03-05-2013 07:52 AM
Quick question for credit card utilization.
Started working on my wifes credit. She is currently an authorized user on one of my smaller credit cards of $300 limit, which has a utlization of about 65% for a few months. Her AAoA is about 2 yrs. She is Fairly new to credit and recently was approved for a new credit line with Jared for $1500. We don't plan to use the account but have it simply for utilization (I also added myself as an auth user to this acct for my credit). When this new account shows up on her credit reports im curious to know how it will effect her score based on a new utilization of roughly 12% or being as her accounts are so new, Im wondering if the effects will not be as much as anticipated... any thoughts, appreciated.. thx
There's a lot of things happening at once...

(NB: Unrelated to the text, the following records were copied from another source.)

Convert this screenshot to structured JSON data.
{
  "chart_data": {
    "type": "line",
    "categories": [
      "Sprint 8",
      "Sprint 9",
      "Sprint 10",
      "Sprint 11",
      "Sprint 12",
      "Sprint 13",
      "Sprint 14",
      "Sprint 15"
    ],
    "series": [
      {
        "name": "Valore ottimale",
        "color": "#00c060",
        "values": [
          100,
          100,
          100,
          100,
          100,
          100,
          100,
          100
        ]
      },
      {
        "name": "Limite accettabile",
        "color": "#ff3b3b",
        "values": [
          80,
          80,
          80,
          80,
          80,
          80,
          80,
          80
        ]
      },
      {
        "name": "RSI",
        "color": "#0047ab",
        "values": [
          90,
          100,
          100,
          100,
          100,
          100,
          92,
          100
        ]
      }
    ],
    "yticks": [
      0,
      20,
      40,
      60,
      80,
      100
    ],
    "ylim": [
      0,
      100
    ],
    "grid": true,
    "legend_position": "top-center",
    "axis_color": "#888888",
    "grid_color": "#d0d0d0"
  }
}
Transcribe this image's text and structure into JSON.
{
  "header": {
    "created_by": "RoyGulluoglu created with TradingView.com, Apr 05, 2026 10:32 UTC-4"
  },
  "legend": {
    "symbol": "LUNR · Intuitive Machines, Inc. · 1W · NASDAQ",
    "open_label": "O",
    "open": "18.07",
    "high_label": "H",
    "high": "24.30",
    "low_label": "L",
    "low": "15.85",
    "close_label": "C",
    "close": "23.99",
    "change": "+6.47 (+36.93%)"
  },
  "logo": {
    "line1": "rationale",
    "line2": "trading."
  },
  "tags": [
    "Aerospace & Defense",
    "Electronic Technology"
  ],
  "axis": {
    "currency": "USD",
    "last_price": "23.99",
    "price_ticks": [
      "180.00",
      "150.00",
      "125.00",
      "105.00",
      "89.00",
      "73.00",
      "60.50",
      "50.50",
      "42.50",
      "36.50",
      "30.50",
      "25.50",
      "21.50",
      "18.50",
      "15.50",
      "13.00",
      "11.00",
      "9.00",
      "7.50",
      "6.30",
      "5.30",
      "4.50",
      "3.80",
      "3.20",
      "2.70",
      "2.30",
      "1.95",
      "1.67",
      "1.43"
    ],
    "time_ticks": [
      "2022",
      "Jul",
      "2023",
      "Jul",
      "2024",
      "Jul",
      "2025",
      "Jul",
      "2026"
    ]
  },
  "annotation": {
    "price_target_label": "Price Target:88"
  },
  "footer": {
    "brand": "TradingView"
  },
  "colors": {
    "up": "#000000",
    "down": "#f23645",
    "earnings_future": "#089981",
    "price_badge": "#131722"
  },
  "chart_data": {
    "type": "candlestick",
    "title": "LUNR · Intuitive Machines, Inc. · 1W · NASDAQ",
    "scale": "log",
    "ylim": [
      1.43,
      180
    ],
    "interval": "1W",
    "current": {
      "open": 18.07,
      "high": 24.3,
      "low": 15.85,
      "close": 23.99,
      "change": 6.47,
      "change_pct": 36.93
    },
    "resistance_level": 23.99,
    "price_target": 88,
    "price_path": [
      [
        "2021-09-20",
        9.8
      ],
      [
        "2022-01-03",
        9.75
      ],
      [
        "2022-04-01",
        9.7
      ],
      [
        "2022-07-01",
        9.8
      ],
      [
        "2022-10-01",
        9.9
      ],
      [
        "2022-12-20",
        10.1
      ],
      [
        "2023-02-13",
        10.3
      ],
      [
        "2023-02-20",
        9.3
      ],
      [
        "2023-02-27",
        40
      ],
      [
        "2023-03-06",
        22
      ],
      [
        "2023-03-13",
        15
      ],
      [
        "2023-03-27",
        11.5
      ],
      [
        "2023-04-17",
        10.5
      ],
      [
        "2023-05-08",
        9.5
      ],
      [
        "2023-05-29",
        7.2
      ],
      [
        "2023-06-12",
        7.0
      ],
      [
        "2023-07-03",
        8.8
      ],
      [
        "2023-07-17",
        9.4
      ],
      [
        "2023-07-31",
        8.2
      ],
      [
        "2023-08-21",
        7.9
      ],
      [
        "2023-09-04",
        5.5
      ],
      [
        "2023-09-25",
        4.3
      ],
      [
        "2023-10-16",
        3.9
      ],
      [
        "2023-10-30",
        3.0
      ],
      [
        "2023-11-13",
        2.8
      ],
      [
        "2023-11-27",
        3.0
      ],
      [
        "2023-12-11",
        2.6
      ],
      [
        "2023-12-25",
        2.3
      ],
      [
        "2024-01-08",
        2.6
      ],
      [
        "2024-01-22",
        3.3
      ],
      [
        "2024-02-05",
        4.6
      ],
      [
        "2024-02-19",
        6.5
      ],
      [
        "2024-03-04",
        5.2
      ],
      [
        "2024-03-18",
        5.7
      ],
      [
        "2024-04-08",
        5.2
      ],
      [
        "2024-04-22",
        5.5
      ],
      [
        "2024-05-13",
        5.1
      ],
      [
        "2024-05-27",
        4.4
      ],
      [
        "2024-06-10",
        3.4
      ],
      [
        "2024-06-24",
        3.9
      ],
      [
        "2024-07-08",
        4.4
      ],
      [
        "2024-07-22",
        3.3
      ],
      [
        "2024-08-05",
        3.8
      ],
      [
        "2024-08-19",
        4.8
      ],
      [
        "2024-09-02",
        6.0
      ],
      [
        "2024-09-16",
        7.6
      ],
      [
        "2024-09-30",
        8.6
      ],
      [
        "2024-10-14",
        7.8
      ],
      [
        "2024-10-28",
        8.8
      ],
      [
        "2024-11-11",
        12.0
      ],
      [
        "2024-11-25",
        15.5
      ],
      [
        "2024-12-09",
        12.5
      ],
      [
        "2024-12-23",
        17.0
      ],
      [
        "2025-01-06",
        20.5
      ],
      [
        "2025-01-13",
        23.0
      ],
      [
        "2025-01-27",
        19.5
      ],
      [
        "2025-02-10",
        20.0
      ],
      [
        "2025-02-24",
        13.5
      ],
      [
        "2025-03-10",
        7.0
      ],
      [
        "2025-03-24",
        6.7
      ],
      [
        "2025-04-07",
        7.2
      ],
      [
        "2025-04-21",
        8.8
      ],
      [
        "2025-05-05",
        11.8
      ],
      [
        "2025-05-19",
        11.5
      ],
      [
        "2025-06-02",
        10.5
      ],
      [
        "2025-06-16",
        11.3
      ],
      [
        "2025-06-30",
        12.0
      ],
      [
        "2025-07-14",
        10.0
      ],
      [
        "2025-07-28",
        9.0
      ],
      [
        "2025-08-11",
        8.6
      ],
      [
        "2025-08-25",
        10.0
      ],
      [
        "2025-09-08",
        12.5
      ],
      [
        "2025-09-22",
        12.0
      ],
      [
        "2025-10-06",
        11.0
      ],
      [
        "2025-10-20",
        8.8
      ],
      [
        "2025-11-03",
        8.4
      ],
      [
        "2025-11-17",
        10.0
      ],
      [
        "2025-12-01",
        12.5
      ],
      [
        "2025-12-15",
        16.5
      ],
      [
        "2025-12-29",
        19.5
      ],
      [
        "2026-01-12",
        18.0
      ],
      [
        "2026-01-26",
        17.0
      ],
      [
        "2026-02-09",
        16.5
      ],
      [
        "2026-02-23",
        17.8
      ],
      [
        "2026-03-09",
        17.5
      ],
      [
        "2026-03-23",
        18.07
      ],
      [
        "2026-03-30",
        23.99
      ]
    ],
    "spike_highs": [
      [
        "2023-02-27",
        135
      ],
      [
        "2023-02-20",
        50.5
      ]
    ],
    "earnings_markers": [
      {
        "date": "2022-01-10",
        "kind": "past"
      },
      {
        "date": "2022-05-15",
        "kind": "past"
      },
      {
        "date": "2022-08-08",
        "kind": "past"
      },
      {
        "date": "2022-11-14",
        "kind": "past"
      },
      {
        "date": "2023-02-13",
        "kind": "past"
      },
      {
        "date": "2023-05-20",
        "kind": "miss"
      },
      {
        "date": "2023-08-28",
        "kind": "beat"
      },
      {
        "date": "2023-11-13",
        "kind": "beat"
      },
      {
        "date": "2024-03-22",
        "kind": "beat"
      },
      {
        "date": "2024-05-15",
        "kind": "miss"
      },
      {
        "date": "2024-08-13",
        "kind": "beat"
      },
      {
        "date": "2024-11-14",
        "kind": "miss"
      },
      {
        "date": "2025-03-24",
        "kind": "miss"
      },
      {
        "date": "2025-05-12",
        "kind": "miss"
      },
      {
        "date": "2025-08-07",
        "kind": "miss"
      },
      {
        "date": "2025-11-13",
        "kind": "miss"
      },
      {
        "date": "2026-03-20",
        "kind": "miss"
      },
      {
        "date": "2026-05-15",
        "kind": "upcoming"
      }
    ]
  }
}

Her FICO will be dinged due to the new account and possible change in AAoA (not enough info to calc AAoA, but it really doesn't matter anyway). However, that ding might be offset with the new TL due to utilization and/or changed in her mix of credit. If this will be her 2nd CC reporting, then know that util isn't as big as if she had 3+ CC, however, on util alone going from 65% to 12% might result in enough of a gain to offset that new ding and then some. On util alone, I think she'll see a net gain when it first reports. Then there's also a potential for an improvment to mix. If she only had one CC before, then her mix improves and that will result in an additional gain, especially since this will probably be reported as a store charge. I wouldn't be surprised if she saw a gain of 30+ on the EQ FICO in here, and maybe a hair less on TU.